Yaşadığı zor çağda aldığı inisiyatiflerden hareketle yanlış tercihlerinin olduğu da bir gerçektir. Fakat tarih yazımı başka aktörlerde oldukça müşfik davranırken, Enver Paşanın adı sürekli başarısızlıklarla geçmektedir. Enver Paşa'nın bizzat baş aktörü olduğu durumlar da bile Enver Paşa yoktur. Enver Paşa söz konusu olduğunda ve kayıplar konusunda tarih yazımı ya da yazıcıları oldukça atak iken, kazanım ve tarihi başarılarda Enver Paşa adı asla geçmeyecektir. Tarih yazıcıları ve tarih yazımında Enver Paşa'ya açıkça bir haksızlık yapıldığını, tanınmadığını ya da yanlış tanıtıldığını düşünüyorum. Birde Türkiye'nin sert ideolojik iklimi düşünüldüğünde Enver Paşa olduğundan çok başka bir yere sürüklenmiştir. Mehmet Akif Ersoy, Enver Paşa, Eşref Edip Fergan, Şeyhülislam Mustafa Sabri Efendi, Esad Erbil, İskilipli Atıf Hoca, Şeyh Sadi ve benzeri pek çok isim Tarih yazımının gazabına uğrayarak sistemik bir girdabın içine aileleri ile birlikte sürüklenmişlerdir. Bugün bu tarihi dosya ile yapılması gereken bu algının yeniden doğru bir zemine oturtulmasına öncülük yapmaktır. Gerçekliğini test etmediğimiz hikayeler üzerine kurulacak olumsuz algı doğru olmayacağından bazı dönemleri, aktörleri tartışmaya açma cesaretini göstermemiz gerekiyor. Bu konudaki en önemli aktörlerden birinin Şehit Enver Paşa olduğunu düşünüyorum. Bu sebeple hayatı etrafında tartışma konusu yapılan bazı durumların ve olayların altını çizmek istiyorum.

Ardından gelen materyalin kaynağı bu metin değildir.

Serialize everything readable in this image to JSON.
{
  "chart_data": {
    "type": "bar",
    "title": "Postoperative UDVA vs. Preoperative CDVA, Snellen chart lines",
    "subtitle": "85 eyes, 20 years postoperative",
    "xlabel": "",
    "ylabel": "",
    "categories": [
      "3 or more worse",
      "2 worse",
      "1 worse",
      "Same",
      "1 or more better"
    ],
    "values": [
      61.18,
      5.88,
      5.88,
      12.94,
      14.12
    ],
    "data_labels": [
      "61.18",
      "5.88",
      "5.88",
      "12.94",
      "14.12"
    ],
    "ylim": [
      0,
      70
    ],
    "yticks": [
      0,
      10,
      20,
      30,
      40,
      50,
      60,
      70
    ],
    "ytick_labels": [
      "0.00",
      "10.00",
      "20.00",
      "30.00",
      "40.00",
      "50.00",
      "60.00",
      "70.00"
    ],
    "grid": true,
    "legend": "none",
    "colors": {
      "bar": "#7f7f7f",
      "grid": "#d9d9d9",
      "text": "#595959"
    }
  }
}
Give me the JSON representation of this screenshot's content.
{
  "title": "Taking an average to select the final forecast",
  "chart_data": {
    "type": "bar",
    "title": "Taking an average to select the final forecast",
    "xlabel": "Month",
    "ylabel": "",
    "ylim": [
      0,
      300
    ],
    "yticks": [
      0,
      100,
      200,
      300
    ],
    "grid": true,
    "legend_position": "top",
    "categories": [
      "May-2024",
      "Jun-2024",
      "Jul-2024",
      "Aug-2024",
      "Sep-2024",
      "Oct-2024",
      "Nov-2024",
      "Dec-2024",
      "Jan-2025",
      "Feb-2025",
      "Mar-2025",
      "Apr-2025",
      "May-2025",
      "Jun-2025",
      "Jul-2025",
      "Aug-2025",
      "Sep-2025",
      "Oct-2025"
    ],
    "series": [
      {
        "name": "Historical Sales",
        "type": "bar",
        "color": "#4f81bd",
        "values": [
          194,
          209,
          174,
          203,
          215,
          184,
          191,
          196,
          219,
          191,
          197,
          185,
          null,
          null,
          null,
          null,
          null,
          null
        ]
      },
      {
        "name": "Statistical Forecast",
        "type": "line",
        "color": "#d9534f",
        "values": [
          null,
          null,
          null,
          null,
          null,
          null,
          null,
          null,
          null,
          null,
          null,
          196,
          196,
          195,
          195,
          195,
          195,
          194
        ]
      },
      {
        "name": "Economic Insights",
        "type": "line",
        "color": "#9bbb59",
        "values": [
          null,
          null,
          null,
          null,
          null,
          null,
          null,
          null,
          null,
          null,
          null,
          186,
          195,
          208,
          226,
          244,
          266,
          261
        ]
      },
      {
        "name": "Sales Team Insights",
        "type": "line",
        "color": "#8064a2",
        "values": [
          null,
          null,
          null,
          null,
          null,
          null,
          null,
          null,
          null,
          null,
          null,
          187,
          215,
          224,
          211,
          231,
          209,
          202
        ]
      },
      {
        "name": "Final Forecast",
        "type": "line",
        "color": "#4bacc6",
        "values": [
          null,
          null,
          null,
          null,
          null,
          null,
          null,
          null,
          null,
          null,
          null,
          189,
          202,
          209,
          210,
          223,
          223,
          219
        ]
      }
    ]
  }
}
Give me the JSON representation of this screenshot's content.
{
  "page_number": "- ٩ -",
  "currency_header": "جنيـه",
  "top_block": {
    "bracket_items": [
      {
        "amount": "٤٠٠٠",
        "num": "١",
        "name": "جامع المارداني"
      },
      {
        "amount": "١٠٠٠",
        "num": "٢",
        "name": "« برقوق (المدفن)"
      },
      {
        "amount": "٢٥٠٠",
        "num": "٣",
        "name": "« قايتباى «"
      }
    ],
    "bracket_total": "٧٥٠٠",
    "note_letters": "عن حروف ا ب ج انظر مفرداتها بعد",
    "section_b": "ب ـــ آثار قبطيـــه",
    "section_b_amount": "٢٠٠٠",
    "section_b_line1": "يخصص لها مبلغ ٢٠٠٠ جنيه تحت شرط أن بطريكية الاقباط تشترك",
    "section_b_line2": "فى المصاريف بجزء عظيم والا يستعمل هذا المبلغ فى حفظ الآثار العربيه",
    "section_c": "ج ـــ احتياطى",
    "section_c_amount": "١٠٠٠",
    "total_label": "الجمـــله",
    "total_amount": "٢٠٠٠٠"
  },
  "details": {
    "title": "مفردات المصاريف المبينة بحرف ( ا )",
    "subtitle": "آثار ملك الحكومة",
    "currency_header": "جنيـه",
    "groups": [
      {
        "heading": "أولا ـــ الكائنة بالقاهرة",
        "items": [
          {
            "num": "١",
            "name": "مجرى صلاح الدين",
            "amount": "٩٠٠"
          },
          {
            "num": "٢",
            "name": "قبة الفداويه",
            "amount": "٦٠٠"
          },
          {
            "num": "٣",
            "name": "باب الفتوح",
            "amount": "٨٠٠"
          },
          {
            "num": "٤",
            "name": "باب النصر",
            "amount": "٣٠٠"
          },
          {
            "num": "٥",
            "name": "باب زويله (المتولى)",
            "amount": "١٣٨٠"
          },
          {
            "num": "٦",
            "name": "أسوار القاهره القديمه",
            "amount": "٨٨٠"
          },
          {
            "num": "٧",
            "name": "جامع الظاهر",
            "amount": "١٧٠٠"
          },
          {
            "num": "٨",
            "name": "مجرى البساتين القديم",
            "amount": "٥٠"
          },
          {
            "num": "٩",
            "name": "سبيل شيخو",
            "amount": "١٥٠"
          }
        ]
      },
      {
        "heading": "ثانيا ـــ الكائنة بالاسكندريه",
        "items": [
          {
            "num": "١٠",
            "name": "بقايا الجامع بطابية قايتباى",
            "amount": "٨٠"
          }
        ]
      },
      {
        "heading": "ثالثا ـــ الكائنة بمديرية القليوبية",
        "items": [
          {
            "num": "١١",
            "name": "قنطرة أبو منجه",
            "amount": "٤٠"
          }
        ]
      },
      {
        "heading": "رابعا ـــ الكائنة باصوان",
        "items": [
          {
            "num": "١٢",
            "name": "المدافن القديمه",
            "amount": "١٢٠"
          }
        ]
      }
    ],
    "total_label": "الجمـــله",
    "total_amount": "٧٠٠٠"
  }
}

İttihat ve Terakki Mesaisinde Enver Paşa

Kritik bir tarihi aktör olarak Enver Paşa etrafında yapılan anlamsız polemik ve örseleyici söylemin analizini İslamcı bir mevziden yapmak daha da anlamlı olacak gibi görünüyor. Enver Paşa bugün milliyetçi ve ulusalcı çevrelerin gündemine aldığı ve bazı davranışlarını görmezden gelerek onun İtttihat'çı tarafını merkeze alarak yücelttikleri bir isimdir. İslamcılar için ise yine aynı özelliği, Padişah ve hilafet karşıtı bir yaklaşım ve yapının içinde olması münasebetiyle reddetmektedir. Enver Paşa'yı sadece İttihat Terakki bağlamında ele alarak tüm hayatını bu sürecin etkisi altında okumak Enver Paşa algısının en sıkıntılı noktasını oluşturmaktadır. Asla İttihat ve Terakki güzellemesi yapma ihtiyacı hissetmeden şunu ifade etmek istiyorum. Birey ve toplum hayatında bazı anlar vardır ki gerçekten kaotik ve karmaşık haller taşır, İslam bu türden zamanları fitne zamanı olarak tanımlar. Ülkemizin yoğun bir küresel cendereye girdiği, tüm tarafların kurtarıcı bir rol çabası içine girdiği bir dönemde İttihat Terakki'de bir rol üstlenmiştir. Üstlendiği rol anlaşılabilir olmakla birlikte, önerdiği model ve kadro yapısı bugüne kadar etki üreten maliyetler yaratmıştır. Nerede ise bu maliyetlerin tamamı birkaç kişinin üstüne yıkılırken, sonraki dönemde devlet seçkini olan millet kahramanları da bu alandan çıkmıştır. İttihat Terakki kurumsal yapısı ile kimseyi memnun edemediği gibi telafisi imkansız bazı maliyetler yaratmıştır. Fakat bu maliyetler Enver, Talat, Cemal Paşa başta olmak üzere bazı isimlerin hanesine yazılırken başka İttihatçıları ise kahraman etmiştir.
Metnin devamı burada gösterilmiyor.